The activity undertaken by the deceased in boarding the tractor to take the tractor to identify the field for its ploughing, would not, in my opinion, looked from any angle, fall outside the purview of the agricultural pursuits, so as to say that the terms of the Insurance Policy had been violated by the insured. Even otherwise, this plea does not appear to have been raised by the appellant before the Claims Tribunal and there was no occasion for the Tribunal to have rendered any judgment on this issue. 11. Shri Gupta tried to urge that claim allowed by the Tribunal was excessive.
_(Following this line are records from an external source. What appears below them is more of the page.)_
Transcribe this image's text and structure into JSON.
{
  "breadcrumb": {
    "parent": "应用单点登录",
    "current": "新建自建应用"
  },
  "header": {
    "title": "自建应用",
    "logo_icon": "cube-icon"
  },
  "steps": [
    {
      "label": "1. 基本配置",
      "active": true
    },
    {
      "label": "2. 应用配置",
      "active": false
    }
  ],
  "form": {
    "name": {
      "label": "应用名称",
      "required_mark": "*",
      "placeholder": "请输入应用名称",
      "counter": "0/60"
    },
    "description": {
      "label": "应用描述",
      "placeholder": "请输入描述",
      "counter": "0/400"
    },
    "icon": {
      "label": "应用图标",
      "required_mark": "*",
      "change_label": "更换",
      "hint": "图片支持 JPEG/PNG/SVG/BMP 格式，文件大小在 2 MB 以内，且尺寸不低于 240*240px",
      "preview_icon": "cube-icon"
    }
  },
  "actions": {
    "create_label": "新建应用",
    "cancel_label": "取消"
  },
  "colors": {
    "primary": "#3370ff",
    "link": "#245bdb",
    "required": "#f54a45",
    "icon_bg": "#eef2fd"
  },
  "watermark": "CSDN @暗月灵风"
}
This plea of Shri Gupta, needs notice only to be rejected, because an insurer is not entitled to question the quantum of compensation unless permission had been sought by it under Section 170 of the Motor Vehicles Act, 1988. Even otherwise, the claim, on the face of it, is reasonable and does not appear to be exorbitant or excessive in any manner whatsoever. 12. For all what has been said above, there is no force in this appeal, which is, accordingly, dismissed, with costs quantified at Rs.5,000/- (Rupees five thousand). 13. Registrar Judicial is directed to release the deposited amount in favour of respondent-2, along with interest accrued thereon, because respondent-1 is stated to have died, after proper identification of the surviving respondent.